We wandered around, talking to various people we came across, including a man who'd become a sanitation volunteer. He spreads messages about good hygiene practices, and also rounds up the kids for their special sessions. These kids started their session with a song - in French, so the only words I recognised were "Cote d'Ivoire", but they were having fun clapping along. Our hygiene promoter then used a range of picture cards to teach them about hygiene, including how to use latrines and not defecate in the open.
And these guys were busy at work constructing more frames for latrines.
You can't see it, but this lady had a tiny baby strapped to her back, only three weeks old. He'd been born in the forest as they'd fled to the border. The mother was doing quite well selling some small vegetables, but of course was finding it very difficult to manage with such a young baby.
We drove back down the road to Solo Town camp, which has about 1,200 people at the moment and is likely to become a permanent camp.

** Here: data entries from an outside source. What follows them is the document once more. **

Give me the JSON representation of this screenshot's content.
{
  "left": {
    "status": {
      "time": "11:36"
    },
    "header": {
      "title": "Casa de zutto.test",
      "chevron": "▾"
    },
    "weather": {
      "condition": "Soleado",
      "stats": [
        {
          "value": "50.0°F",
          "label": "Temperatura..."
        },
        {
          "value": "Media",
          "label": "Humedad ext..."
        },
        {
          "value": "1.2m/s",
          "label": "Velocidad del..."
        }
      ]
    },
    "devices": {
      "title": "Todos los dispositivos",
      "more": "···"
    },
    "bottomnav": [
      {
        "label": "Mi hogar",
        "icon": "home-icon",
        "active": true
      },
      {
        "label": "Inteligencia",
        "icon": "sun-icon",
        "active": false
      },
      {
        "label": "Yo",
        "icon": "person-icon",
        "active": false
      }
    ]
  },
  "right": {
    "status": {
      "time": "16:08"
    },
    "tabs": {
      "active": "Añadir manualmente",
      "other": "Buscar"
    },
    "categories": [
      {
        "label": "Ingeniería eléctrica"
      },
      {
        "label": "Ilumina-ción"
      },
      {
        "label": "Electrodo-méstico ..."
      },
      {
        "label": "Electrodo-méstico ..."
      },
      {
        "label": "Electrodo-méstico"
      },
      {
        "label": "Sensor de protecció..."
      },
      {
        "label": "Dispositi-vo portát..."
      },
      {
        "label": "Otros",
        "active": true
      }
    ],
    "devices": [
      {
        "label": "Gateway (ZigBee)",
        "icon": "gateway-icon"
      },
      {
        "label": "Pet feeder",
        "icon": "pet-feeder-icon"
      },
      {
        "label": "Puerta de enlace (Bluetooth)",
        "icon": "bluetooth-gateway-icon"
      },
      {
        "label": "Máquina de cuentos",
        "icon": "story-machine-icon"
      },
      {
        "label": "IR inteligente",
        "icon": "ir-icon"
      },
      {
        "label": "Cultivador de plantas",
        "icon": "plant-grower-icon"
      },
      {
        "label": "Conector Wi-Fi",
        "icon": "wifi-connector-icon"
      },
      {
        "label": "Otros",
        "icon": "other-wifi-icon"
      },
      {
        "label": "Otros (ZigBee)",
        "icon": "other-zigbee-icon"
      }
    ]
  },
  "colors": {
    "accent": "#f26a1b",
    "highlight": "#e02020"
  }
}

The noise of chainsaws followed us wherever we walked, as more and more land is cleared to accommodate more tents.
This is a latrine pit under construction - the locations of which are carefully selected to be a certain distance from the tents, but not too far away that it's dangerous for people to use at night. In other places, latrine and garbage pits have had to be decommissioned as the number of tents grew and became too close to the pits.
I could hear a bit of commotion further into the tree line, and there was a little body of water that children and women were swimming and washing in. Young men were also shoveling up the sand to transport back to this well construction site, to make the bricks.
It was hot, it was dusty and I was covered in red dirt by the time we got home - red dirt that I couldn't seem to get off me for about 2 days. It was a great experience to see some of the sites and communities that we're working in, and to have a clearer picture in my mind as to what the challenges are - not just for the work, but for all the families that will be calling these places home for the next weeks, months and possibly years.